Characterizing the beamforming capability of a mmWave radio requires over-the-air (OTA) testing.  In a typical test setup, the radio is placed on 3D gimbal within an anechoic chamber.  With an RF signal analyzer connected to a static receive antenna within the chamber, the radio is then configured to transmit an uplink signal at a specific beam pattern.  In order to characterize this beam pattern, the RF signal analyzer makes a series of RF power measurements while rotating the device under test.

As a result of scanning the device across azimuth and elevation angles, the engineer can then obtain a 3D antenna pattern for the device under test.  Note that one of the historical limitations of characterizing beamforming devices in this matter was the time required synchronize the RF signal analyzer with the movement of the DUT positioner.  One of NI’s recent innovations in beamforming test is to use the power of the PXI platform to more tightly synchronize these components for faster measurement results.

Please elaborate upon NI’s new offering for 5G New Radio test solution in sub-6GHz band.

For sub-6 GHz 5G devices, NI offers a comprehensive set of test solutions from the R&D lab to the production floor.  For validation test, NI’s vector signal transceiver (VST) offers up to 1 GHz of instantaneous bandwidth in order to test components such as RF front end modules (FEMs) and transceivers.  With wide bandwidth, engineers can even test RF FEMs under linearized conditions using NI’s software for digital predistortion (DPD).  In typical device characterization scenarios, the speed of NI’s solutions allows engineers to significantly reduce test time of engineering samples to improve time-to-market.

For production test, NI’s semiconductor test system (STS) offers industry leading measurement throughput and accuracy.  Using this system, engineers are able to conduct parallel testing of FEMs designed for both user equipment (UE) and base station applications.  With the measurement speed advantages of PXI, typical STS users are able to improve test throughput by 20% to 50% when using STS in place of traditional ATE systems.

What is the latest research being conducted by NI on 5G advanced communications systems?
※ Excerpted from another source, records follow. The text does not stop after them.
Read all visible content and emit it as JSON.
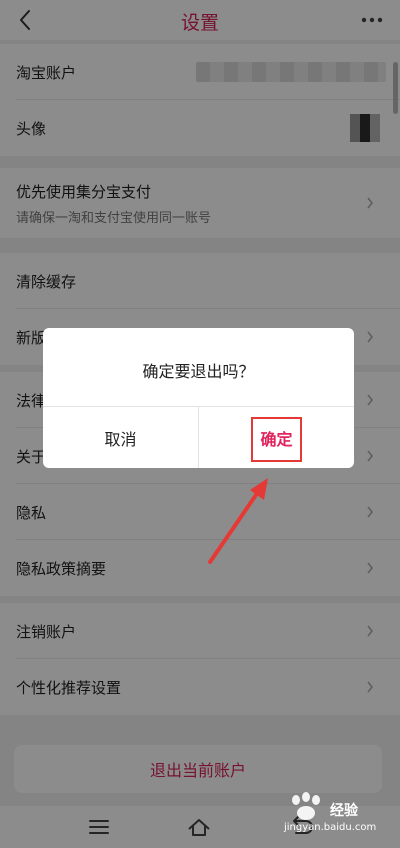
{
  "header": {
    "title": "设置"
  },
  "settings": {
    "account_label": "淘宝账户",
    "avatar_label": "头像",
    "jifen": {
      "label": "优先使用集分宝支付",
      "sub": "请确保一淘和支付宝使用同一账号"
    },
    "clear_cache": "清除缓存",
    "new_version": "新版",
    "legal": "法律",
    "about": "关于",
    "privacy": "隐私",
    "privacy_summary": "隐私政策摘要",
    "cancel_account": "注销账户",
    "personalized": "个性化推荐设置"
  },
  "logout_label": "退出当前账户",
  "dialog": {
    "message": "确定要退出吗？",
    "cancel_label": "取消",
    "confirm_label": "确定"
  },
  "watermark": {
    "text": "经验",
    "url": "jingyan.baidu.com"
  },
  "colors": {
    "accent": "#d6235a",
    "highlight": "#e53935"
  }
}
What are the services being offered?

One of the most significant areas of research on 5G testing is in the area of OTA testing.  Although lab-based OTA test systems have become fairly widespread – the current methodologies used in the lab environment do not scale to the cost and speed expectations of the manufacturing floor.  As a result, NI continues to investigate both near-field and far-field approaches to OTA testing in preparation for delivering OTA-based manufacturing test solutions in the future.